We showed up the following year with a custom made carbon-kevlar front splitter, J’s Racing rear wing, and a K24A2 with Skunk2 Stage 3 cams that pumped out a very reliable 250 whp, which combined with our lightweight EG should have made for a competitive package. Sadly, because of work commitments I only made it out to 2 races, finishing a best of 5th overall and 5th in class. Turns out the competition in Super Touring was a lot stiffer than we thought and with the taller 235/40-17 tires on 17×8” wheels we couldn’t generate the kind of grip or downforce that we needed to be truly competitive.
Not that it really mattered, since the next year the series introduced an age rule, where the chassis cannot be more than 13-years old. This rendered my EG incompatible with the series, something I didn’t mind since my career was taking me all over the world driving cool cars and I didn’t have much time for racing anyway. I was also intrigued by the growing popularity of Time Attack in the States, thanks in large part to Redline and also the Super Lap Battle event hosted by the parent company of Modified Mag. So rather than retire the EG entirely, I decided to turn it into more of a pure Time Attack car.
Without the limitations of a road racing rulebook, forced induction now became an attractive option. After mulling over several different options I decided on a new Kraftwerks supercharger kit, based on the Rotrex C38 blower. For more info on this kit and my installing and dyno testing of it, check out my personal website, tune2win.com We haven’t had time to put much new content up lately, but you may enjoy what’s already there, including some good info on my EG’s build.
As you’ll see over on tune2win, with the Kraftwerks kit installed my stock block K24A2 (still with Skunk2 Stage 3 cams) pumped out an impressive 412 whp at just 7600 rpm. I’ve also gone back to 15” wheels and tires, so that less airflow is allowed under the car (which was causing some rear lift, making the car a real handful to drive at the limit around high-speed circuits like Mosport and VIR). I also have a Hybrid Racing shifter kit waiting to be installed as well as one of their new timing chain tensioners (and yes, I have had a tensioner failure in the past, so I’m a big fan of this particular upgrade). Unfortunately I haven’t had time to track test the EG since installing all these new parts, but as soon as I do I’ll post a video. In the meantime, here’s a video from GT Live at VIR a few years back.

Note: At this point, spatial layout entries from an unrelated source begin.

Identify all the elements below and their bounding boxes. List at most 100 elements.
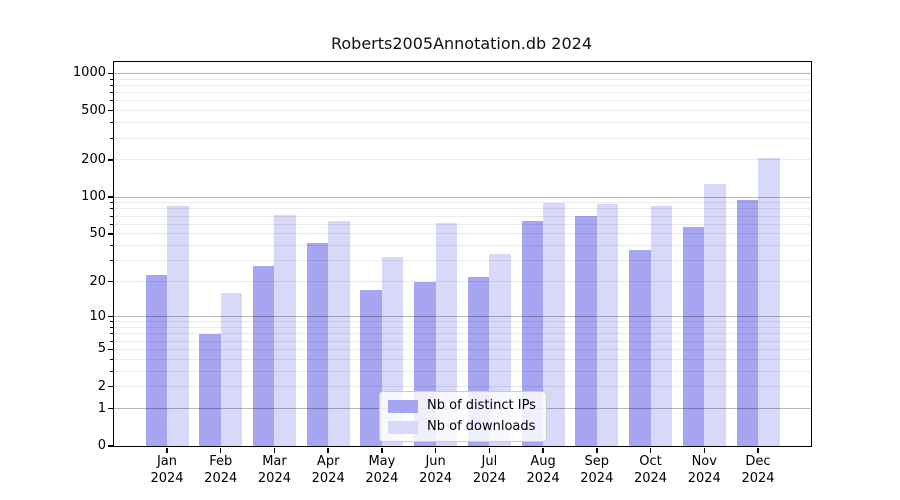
x-axis-tick-label: Aug 2024 <box>511 453 575 487</box>
y-axis-minor-tick <box>109 333 113 335</box>
bar-may-distinct-ips <box>360 290 382 446</box>
y-axis-tick-label: 200 <box>81 151 106 167</box>
bar-apr-downloads <box>328 220 350 446</box>
y-axis-tick-label: 5 <box>97 341 106 357</box>
y-axis-minor-tick <box>109 326 113 328</box>
x-label-year: 2024 <box>365 471 399 486</box>
bar-aug-distinct-ips <box>521 220 544 446</box>
x-label-year: 2024 <box>633 471 668 486</box>
y-axis-minor-tick <box>109 92 113 94</box>
x-axis-tick-label: Jul 2024 <box>457 453 521 487</box>
y-axis-minor-tick <box>109 122 113 124</box>
x-label-year: 2024 <box>257 471 291 486</box>
y-axis-tick-label: 100 <box>81 189 106 205</box>
x-axis-tick <box>381 447 383 453</box>
x-label-month: Sep <box>584 454 610 469</box>
x-axis-tick <box>166 447 168 453</box>
y-axis-minor-tick <box>109 245 113 247</box>
y-axis-tick-label: 1 <box>97 400 106 416</box>
x-axis-tick-label: Jun 2024 <box>404 453 468 487</box>
y-axis-minor-tick <box>109 159 113 161</box>
y-axis-minor-tick <box>109 370 113 372</box>
bars-layer <box>114 62 811 446</box>
bar-feb-distinct-ips <box>199 333 221 446</box>
y-axis-minor-tick <box>109 260 113 262</box>
x-label-year: 2024 <box>741 471 775 486</box>
x-label-month: Jun <box>425 454 446 469</box>
x-axis-tick-label: Mar 2024 <box>242 453 306 487</box>
legend-swatch-downloads <box>388 420 418 434</box>
y-axis-minor-tick <box>109 78 113 80</box>
chart-title: Roberts2005Annotation.db 2024 <box>330 34 593 53</box>
y-axis-minor-tick <box>109 110 113 112</box>
x-axis-tick <box>327 447 329 453</box>
legend-item-distinct-ips: Nb of distinct IPs <box>388 398 536 414</box>
x-label-month: May <box>368 454 396 469</box>
y-axis-tick <box>107 72 113 75</box>
y-axis-minor-tick <box>109 358 113 360</box>
x-label-month: Aug <box>530 454 556 469</box>
y-axis-minor-tick <box>109 137 113 139</box>
y-axis-minor-tick <box>109 223 113 225</box>
y-axis-tick-label: 2 <box>97 378 106 394</box>
x-label-month: Jan <box>156 454 178 469</box>
bar-oct-distinct-ips <box>629 249 651 446</box>
y-axis-tick-label: 10 <box>89 308 106 324</box>
y-axis-minor-tick <box>109 202 113 204</box>
x-axis-tick-label: Dec 2024 <box>726 453 790 487</box>
x-axis-tick <box>542 447 544 453</box>
x-axis-tick <box>220 447 222 453</box>
x-label-month: Mar <box>262 454 287 469</box>
y-axis-minor-tick <box>109 348 113 350</box>
x-label-year: 2024 <box>204 471 238 486</box>
bar-mar-distinct-ips <box>252 266 275 446</box>
x-label-month: Feb <box>209 454 233 469</box>
y-axis-minor-tick <box>109 208 113 210</box>
legend-swatch-distinct-ips <box>388 399 418 413</box>
y-axis-minor-tick <box>109 215 113 217</box>
x-axis-tick <box>649 447 652 453</box>
y-axis-minor-tick <box>109 233 113 235</box>
y-axis-tick-label: 0 <box>97 438 106 453</box>
bar-jan-distinct-ips <box>145 274 167 446</box>
legend-label-distinct-ips: Nb of distinct IPs <box>427 398 536 413</box>
x-label-year: 2024 <box>150 471 184 486</box>
x-axis-tick-label: Apr 2024 <box>296 453 360 487</box>
x-label-year: 2024 <box>419 471 453 486</box>
x-axis-tick-label: Jan 2024 <box>135 453 199 487</box>
bar-nov-distinct-ips <box>682 226 705 446</box>
y-axis-tick-label: 1000 <box>72 65 106 81</box>
x-label-month: Jul <box>481 454 498 469</box>
y-axis-minor-tick <box>109 100 113 102</box>
x-label-year: 2024 <box>526 471 560 486</box>
y-axis-minor-tick <box>109 321 113 323</box>
x-axis-tick <box>273 447 276 453</box>
y-axis-minor-tick <box>109 386 113 388</box>
x-label-year: 2024 <box>687 471 721 486</box>
legend-label-downloads: Nb of downloads <box>427 419 536 434</box>
plot-area: Nb of distinct IPs Nb of downloads 0 1 2 5 1… <box>73 61 812 486</box>
x-label-year: 2024 <box>580 471 614 486</box>
x-axis-tick <box>488 447 491 453</box>
x-axis-tick-label: Feb 2024 <box>189 453 253 487</box>
x-axis-tick <box>434 447 437 453</box>
bar-oct-downloads <box>650 206 673 446</box>
bar-jun-downloads <box>435 223 458 446</box>
bar-sep-distinct-ips <box>575 216 597 446</box>
x-axis-tick <box>596 447 598 453</box>
x-label-month: Apr <box>316 454 340 469</box>
y-axis-tick-label: 20 <box>89 273 106 289</box>
x-axis-tick-label: Sep 2024 <box>565 453 629 487</box>
bar-sep-downloads <box>596 203 619 446</box>
bar-dec-distinct-ips <box>736 199 758 446</box>
x-axis-tick <box>757 447 759 453</box>
y-axis-tick-label: 50 <box>89 225 106 241</box>
y-axis-tick <box>107 196 113 198</box>
y-axis-tick <box>107 445 113 447</box>
bar-mar-downloads <box>274 214 296 446</box>
bar-dec-downloads <box>758 157 780 446</box>
x-label-month: Oct <box>639 454 662 469</box>
y-axis-tick <box>107 407 113 410</box>
x-axis-tick <box>703 447 705 453</box>
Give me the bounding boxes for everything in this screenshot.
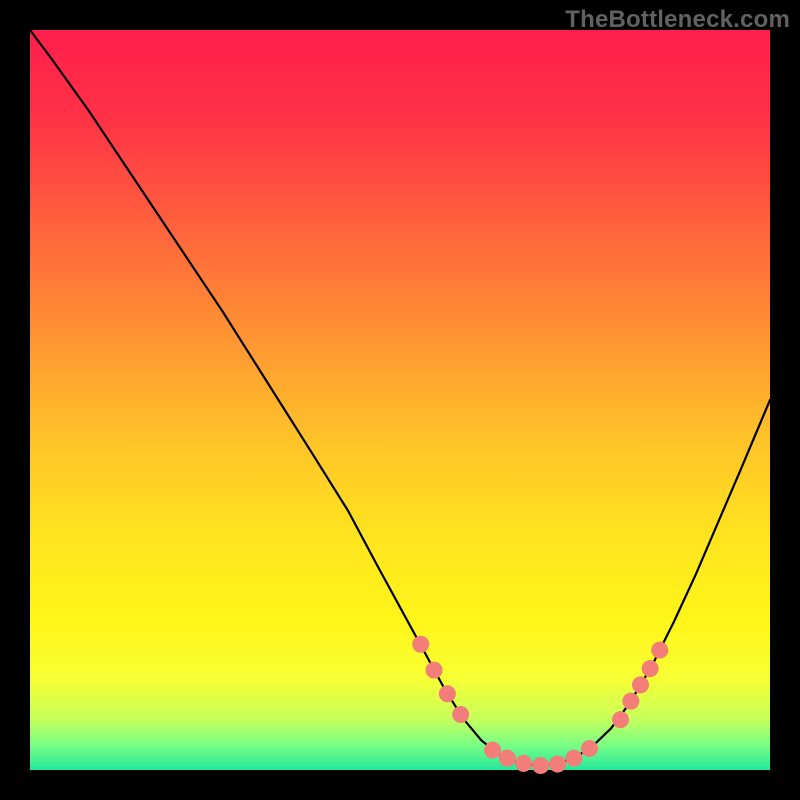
data-marker xyxy=(565,750,582,767)
data-marker xyxy=(439,685,456,702)
data-marker xyxy=(452,706,469,723)
data-marker xyxy=(549,756,566,773)
chart-svg xyxy=(0,0,800,800)
data-marker xyxy=(581,740,598,757)
chart-stage: TheBottleneck.com xyxy=(0,0,800,800)
data-marker xyxy=(632,676,649,693)
data-marker xyxy=(651,642,668,659)
data-marker xyxy=(426,662,443,679)
watermark-text: TheBottleneck.com xyxy=(565,6,790,34)
data-marker xyxy=(642,660,659,677)
data-marker xyxy=(484,742,501,759)
plot-background xyxy=(30,30,770,770)
data-marker xyxy=(622,693,639,710)
data-marker xyxy=(412,636,429,653)
data-marker xyxy=(499,750,516,767)
data-marker xyxy=(515,755,532,772)
data-marker xyxy=(612,711,629,728)
data-marker xyxy=(532,757,549,774)
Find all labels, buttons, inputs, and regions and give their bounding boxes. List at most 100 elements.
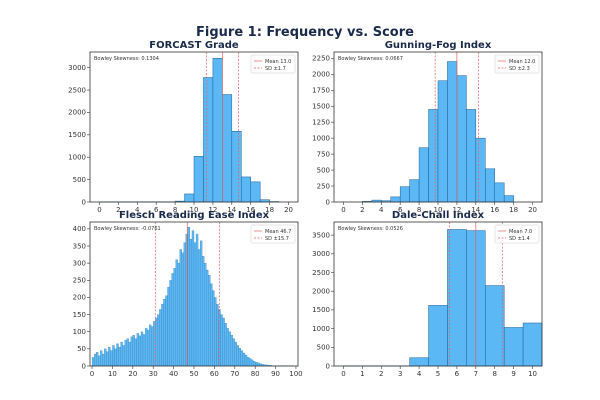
bar bbox=[447, 229, 467, 367]
y-tick-label: 0 bbox=[326, 362, 330, 370]
x-tick-label: 8 bbox=[173, 206, 177, 214]
x-tick-label: 0 bbox=[341, 370, 345, 378]
bar bbox=[224, 323, 227, 367]
y-tick-label: 500 bbox=[73, 176, 86, 184]
x-tick-label: 20 bbox=[284, 206, 293, 214]
x-tick-label: 4 bbox=[379, 206, 384, 214]
bar bbox=[253, 361, 256, 367]
bar bbox=[485, 285, 505, 367]
bars bbox=[91, 227, 295, 367]
bar bbox=[142, 334, 146, 367]
y-tick-label: 100 bbox=[73, 328, 86, 336]
chart-title: Gunning-Fog Index bbox=[385, 40, 492, 51]
bar bbox=[212, 58, 223, 203]
bar bbox=[147, 329, 150, 367]
bar bbox=[169, 280, 172, 367]
y-axis: 0 500 1000 1500 2000 2500 3000 3500 bbox=[312, 231, 334, 370]
x-tick-label: 10 bbox=[190, 206, 199, 214]
x-tick-label: 10 bbox=[528, 370, 537, 378]
bar bbox=[522, 322, 543, 367]
x-tick-label: 2 bbox=[360, 206, 364, 214]
legend-box bbox=[250, 54, 296, 74]
bar bbox=[418, 147, 429, 203]
y-tick-label: 2000 bbox=[312, 71, 330, 79]
bar bbox=[466, 109, 477, 203]
bar bbox=[222, 317, 225, 367]
x-tick-label: 20 bbox=[528, 206, 537, 214]
bar bbox=[120, 341, 123, 367]
x-tick-label: 10 bbox=[434, 206, 443, 214]
x-tick-label: 14 bbox=[471, 206, 480, 214]
bar bbox=[165, 295, 168, 367]
skewness-annotation: Bowley Skewness: -0.0761 bbox=[94, 226, 161, 232]
bar bbox=[171, 273, 174, 367]
bar bbox=[173, 268, 176, 367]
y-tick-label: 1000 bbox=[312, 325, 330, 333]
bar bbox=[197, 249, 201, 367]
figure-title: Figure 1: Frequency vs. Score bbox=[196, 25, 414, 40]
bar bbox=[183, 242, 186, 367]
bar bbox=[116, 343, 119, 367]
y-tick-label: 300 bbox=[73, 259, 86, 267]
x-tick-label: 12 bbox=[208, 206, 217, 214]
y-tick-label: 1250 bbox=[312, 119, 330, 127]
legend: Mean 12.0SD ±2.3 bbox=[494, 54, 540, 74]
bar bbox=[232, 338, 235, 367]
y-tick-label: 0 bbox=[82, 198, 86, 206]
y-tick-label: 1750 bbox=[312, 87, 330, 95]
bar bbox=[132, 335, 135, 367]
bar bbox=[475, 137, 486, 203]
y-tick-label: 250 bbox=[317, 182, 330, 190]
bar bbox=[210, 283, 213, 367]
bar bbox=[187, 227, 191, 367]
x-tick-label: 8 bbox=[492, 370, 496, 378]
bar bbox=[124, 340, 127, 367]
legend-box bbox=[250, 224, 296, 244]
legend-mean-label: Mean 7.0 bbox=[509, 229, 532, 235]
bar bbox=[149, 324, 152, 367]
bar bbox=[128, 341, 131, 367]
y-tick-label: 400 bbox=[73, 225, 86, 233]
bar bbox=[193, 156, 204, 203]
bar bbox=[228, 331, 231, 367]
bar bbox=[112, 345, 115, 367]
bar bbox=[216, 304, 219, 367]
bar bbox=[231, 131, 242, 203]
bar bbox=[214, 297, 217, 367]
bar bbox=[157, 314, 160, 367]
bar bbox=[244, 354, 248, 367]
y-tick-label: 2000 bbox=[312, 287, 330, 295]
bar bbox=[191, 230, 195, 367]
bar bbox=[251, 359, 254, 367]
y-tick-label: 500 bbox=[317, 344, 330, 352]
legend-sd-label: SD ±1.4 bbox=[509, 236, 530, 242]
x-tick-label: 60 bbox=[210, 370, 219, 378]
x-tick-label: 2 bbox=[379, 370, 383, 378]
y-tick-label: 350 bbox=[73, 242, 86, 250]
x-tick-label: 3 bbox=[398, 370, 402, 378]
y-tick-label: 3500 bbox=[312, 231, 330, 239]
bar bbox=[208, 275, 211, 367]
x-axis: 0 2 4 6 8 10 12 14 16 18 20 bbox=[341, 202, 537, 214]
x-axis: 0 10 20 30 40 50 60 70 80 90 100 bbox=[90, 366, 303, 378]
x-tick-label: 40 bbox=[169, 370, 178, 378]
bar bbox=[250, 181, 261, 203]
bar bbox=[203, 77, 214, 203]
x-tick-label: 0 bbox=[97, 206, 101, 214]
legend-sd-label: SD ±1.7 bbox=[265, 66, 286, 72]
legend: Mean 7.0SD ±1.4 bbox=[494, 224, 540, 244]
chart-panel-3: Flesch Reading Ease Index 0 10 20 30 40 50 60 70… bbox=[73, 210, 303, 378]
bar bbox=[494, 182, 505, 203]
bar bbox=[108, 347, 111, 367]
x-tick-label: 30 bbox=[149, 370, 158, 378]
x-tick-label: 18 bbox=[509, 206, 518, 214]
bar bbox=[238, 348, 242, 367]
legend-sd-label: SD ±15.7 bbox=[265, 236, 289, 242]
y-tick-label: 1500 bbox=[68, 131, 86, 139]
legend-sd-label: SD ±2.3 bbox=[509, 66, 530, 72]
legend-box bbox=[494, 224, 540, 244]
bar bbox=[437, 80, 448, 203]
bar bbox=[257, 362, 260, 367]
x-tick-label: 14 bbox=[227, 206, 236, 214]
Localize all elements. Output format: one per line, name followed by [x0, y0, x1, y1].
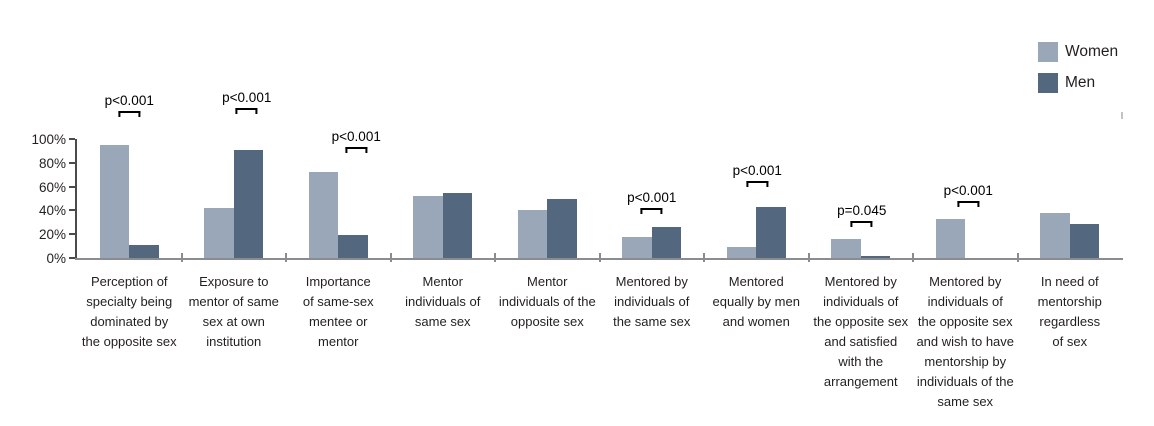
category-label: Mentored by individuals of the opposite … [813, 274, 909, 389]
significance-bracket [345, 147, 368, 153]
bar-group: p<0.001 [913, 139, 1018, 258]
p-value-annotation: p<0.001 [105, 93, 154, 117]
bar-women [831, 238, 861, 258]
bar-group [495, 139, 600, 258]
x-axis-tick [807, 253, 810, 262]
category-label: Mentored by individuals of the same sex [613, 274, 691, 329]
p-value-label: p=0.045 [837, 203, 887, 218]
y-axis-line [75, 139, 77, 260]
y-axis-tick-label: 0% [46, 251, 66, 266]
x-axis-tick [389, 253, 392, 262]
significance-bracket [957, 201, 980, 207]
legend-label-women: Women [1065, 43, 1119, 60]
p-value-label: p<0.001 [104, 93, 154, 108]
y-axis-tick [69, 209, 75, 212]
y-axis-tick [69, 233, 75, 236]
x-axis-tick [180, 253, 183, 262]
y-axis-tick-label: 100% [31, 132, 66, 147]
bar-men [233, 149, 264, 258]
category-label: Perception of specialty being dominated … [81, 274, 177, 349]
legend-label-men: Men [1065, 74, 1096, 91]
x-axis-tick [285, 253, 287, 262]
plot-area: p<0.001 p<0.001 p<0.001 p<0.001 p<0.001 p=0.0… [77, 90, 1123, 258]
legend: Women Men [1038, 42, 1118, 104]
significance-bracket [118, 111, 141, 117]
bar-men [860, 255, 891, 258]
category-label: Exposure to mentor of same sex at own in… [188, 274, 279, 349]
bar-group: p<0.001 [704, 139, 809, 258]
stray-artifact-mark [1121, 112, 1123, 119]
category-label: In need of mentorship regardless of sex [1037, 274, 1102, 349]
bar-group: p=0.045 [809, 139, 914, 258]
bar-women [204, 208, 234, 258]
y-axis-tick-label: 20% [38, 227, 66, 243]
x-axis-tick [494, 253, 496, 262]
category-label: Mentored by individuals of the opposite … [916, 274, 1015, 409]
category-label: Importance of same-sex mentee or mentor [302, 274, 374, 349]
x-axis-tick [1016, 253, 1019, 262]
p-value-annotation: p<0.001 [733, 163, 782, 187]
bar-men [651, 227, 682, 258]
bar-men [442, 192, 473, 258]
bar-women [413, 196, 443, 258]
y-axis-tick [69, 138, 75, 140]
p-value-label: p<0.001 [943, 183, 993, 198]
y-axis-tick-label: 80% [38, 155, 66, 171]
significance-bracket [746, 181, 769, 187]
x-axis-tick [912, 253, 914, 262]
men-color-swatch [1038, 73, 1058, 93]
bar-men [756, 206, 786, 258]
bar-women [517, 210, 548, 258]
bar-group: p<0.001 [77, 93, 182, 258]
y-axis-tick [69, 257, 75, 259]
bar-group [1018, 139, 1123, 258]
y-axis-tick-label: 60% [38, 179, 66, 195]
y-axis-tick [69, 185, 75, 188]
bar-women [622, 236, 652, 258]
bar-group: p<0.001 [286, 129, 391, 258]
y-axis-tick-label: 40% [38, 203, 66, 219]
p-value-annotation: p<0.001 [222, 90, 271, 114]
significance-bracket [640, 208, 663, 214]
bar-women [935, 218, 966, 258]
legend-item-women: Women [1038, 42, 1118, 62]
category-label: Mentor individuals of same sex [405, 274, 481, 329]
p-value-annotation: p<0.001 [332, 129, 381, 153]
significance-bracket [850, 221, 873, 227]
p-value-annotation: p<0.001 [627, 190, 676, 214]
x-axis-tick [703, 253, 705, 262]
bar-group [391, 139, 496, 258]
significance-bracket [235, 108, 258, 114]
bar-women [308, 172, 339, 258]
bar-group: p<0.001 [182, 90, 287, 258]
p-value-label: p<0.001 [732, 163, 782, 178]
p-value-label: p<0.001 [222, 90, 272, 105]
bar-men [547, 198, 577, 258]
bar-women [1040, 212, 1070, 258]
bar-men [1069, 223, 1100, 258]
women-color-swatch [1038, 42, 1058, 62]
bar-group: p<0.001 [600, 139, 705, 258]
category-label: Mentor individuals of the opposite sex [498, 274, 596, 329]
category-label: Mentored equally by men and women [712, 274, 800, 329]
x-axis-tick [598, 253, 601, 262]
category-label-row: Perception of specialty being dominated … [77, 272, 1122, 412]
y-axis-tick [69, 161, 75, 164]
bar-men [338, 235, 368, 258]
bar-women [726, 247, 757, 258]
bar-women [99, 144, 130, 258]
legend-item-men: Men [1038, 73, 1118, 93]
p-value-label: p<0.001 [331, 129, 381, 144]
p-value-annotation: p<0.001 [944, 183, 993, 207]
p-value-label: p<0.001 [627, 190, 677, 205]
bar-men [129, 244, 159, 258]
p-value-annotation: p=0.045 [837, 203, 886, 227]
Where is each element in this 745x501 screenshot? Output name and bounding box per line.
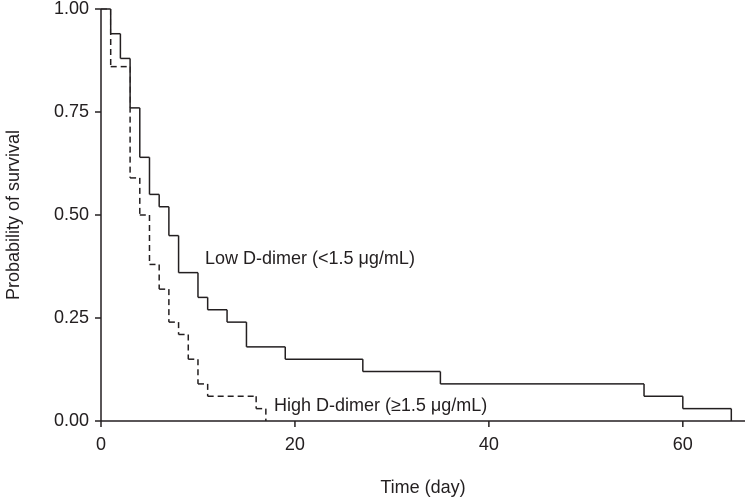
x-tick-label: 20 bbox=[285, 434, 305, 454]
x-tick-label: 40 bbox=[479, 434, 499, 454]
series-label: High D-dimer (≥1.5 μg/mL) bbox=[274, 395, 487, 415]
y-tick-label: 0.00 bbox=[54, 410, 89, 430]
x-axis-title: Time (day) bbox=[380, 477, 465, 497]
x-tick-label: 60 bbox=[673, 434, 693, 454]
y-tick-label: 0.25 bbox=[54, 307, 89, 327]
y-axis-title: Probability of survival bbox=[3, 130, 23, 300]
y-tick-label: 1.00 bbox=[54, 0, 89, 18]
x-tick-label: 0 bbox=[96, 434, 106, 454]
series-label: Low D-dimer (<1.5 μg/mL) bbox=[205, 248, 415, 268]
y-tick-label: 0.50 bbox=[54, 204, 89, 224]
y-tick-label: 0.75 bbox=[54, 101, 89, 121]
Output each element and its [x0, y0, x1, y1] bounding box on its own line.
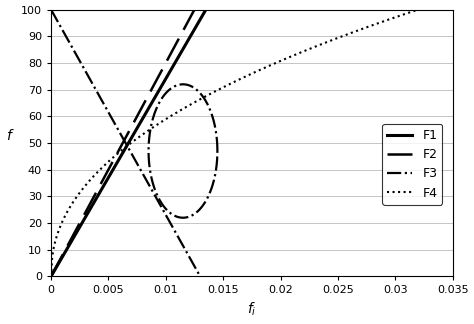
F3 [48, 7, 54, 11]
F4 [415, 7, 421, 11]
F3 [184, 252, 190, 256]
X-axis label: $f_i$: $f_i$ [247, 301, 256, 318]
F4 [381, 19, 387, 23]
F4 [273, 61, 279, 65]
F4 [267, 64, 273, 68]
Line: F3: F3 [51, 9, 200, 276]
F3 [88, 79, 93, 83]
F3 [54, 18, 60, 22]
Line: F4: F4 [51, 9, 418, 276]
F3 [197, 274, 203, 278]
F4 [48, 274, 54, 278]
F3 [190, 261, 196, 265]
F4 [265, 64, 271, 68]
F4 [358, 28, 364, 31]
F3 [76, 57, 82, 61]
F4 [49, 255, 55, 259]
F3 [57, 24, 63, 28]
Y-axis label: $f$: $f$ [6, 128, 14, 143]
Legend: F1, F2, F3, F4: F1, F2, F3, F4 [383, 124, 442, 205]
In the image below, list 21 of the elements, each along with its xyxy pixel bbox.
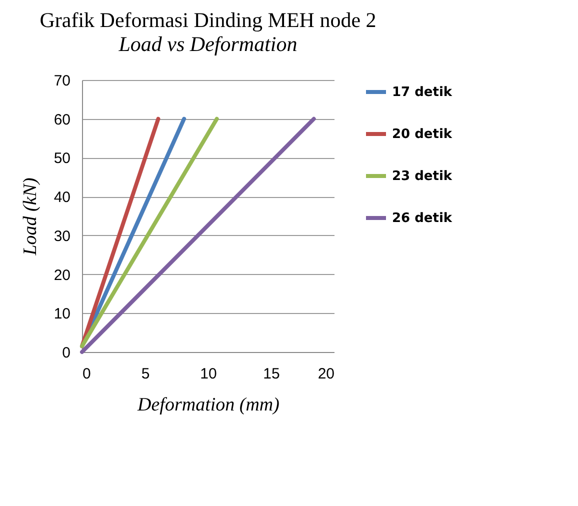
x-tick-label: 10 bbox=[200, 366, 217, 382]
x-tick-label: 0 bbox=[82, 366, 91, 382]
y-tick-label: 20 bbox=[54, 266, 70, 284]
y-tick-label: 40 bbox=[54, 189, 70, 206]
x-tick-label: 20 bbox=[318, 366, 334, 382]
legend-label: 20 detik bbox=[392, 127, 452, 142]
legend-label: 17 detik bbox=[392, 85, 452, 100]
y-tick-label: 60 bbox=[54, 111, 70, 128]
chart-subtitle: Load vs Deformation bbox=[118, 32, 298, 56]
y-axis-title: Load (kN) bbox=[20, 178, 41, 256]
y-tick-label: 10 bbox=[54, 306, 70, 323]
y-tick-label: 30 bbox=[54, 228, 70, 245]
legend-label: 23 detik bbox=[392, 169, 452, 184]
y-tick-label: 70 bbox=[54, 72, 70, 90]
chart-title: Grafik Deformasi Dinding MEH node 2 bbox=[40, 8, 376, 32]
y-tick-label: 50 bbox=[54, 150, 70, 168]
legend-label: 26 detik bbox=[392, 211, 452, 226]
x-axis-title: Deformation (mm) bbox=[136, 394, 280, 416]
x-tick-label: 15 bbox=[263, 366, 280, 382]
x-tick-label: 5 bbox=[141, 366, 150, 382]
y-tick-label: 0 bbox=[62, 344, 70, 362]
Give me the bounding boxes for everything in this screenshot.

Which brings me to the end of this long-winded introduction, which is really just meant to be a “hello, I’ll be posting here from time to time about anything and everything Honda. I’ve been lucky enough to build and race quite a few other Hondas in my day, including Integra Type Rs, the afore mentioned Prelude and CRX, and of course my Lime Green Metallic EG hatch. I’ve actually come full circle with my EG at this point, with thoughts of returning it to street-legal status so that I can ditch the truck and trailer. What do you guys think? Keep it simple by taking it back to the street, or go even crazier with the Time Attack prep by lightening it and doing some super crazy DTM style areo?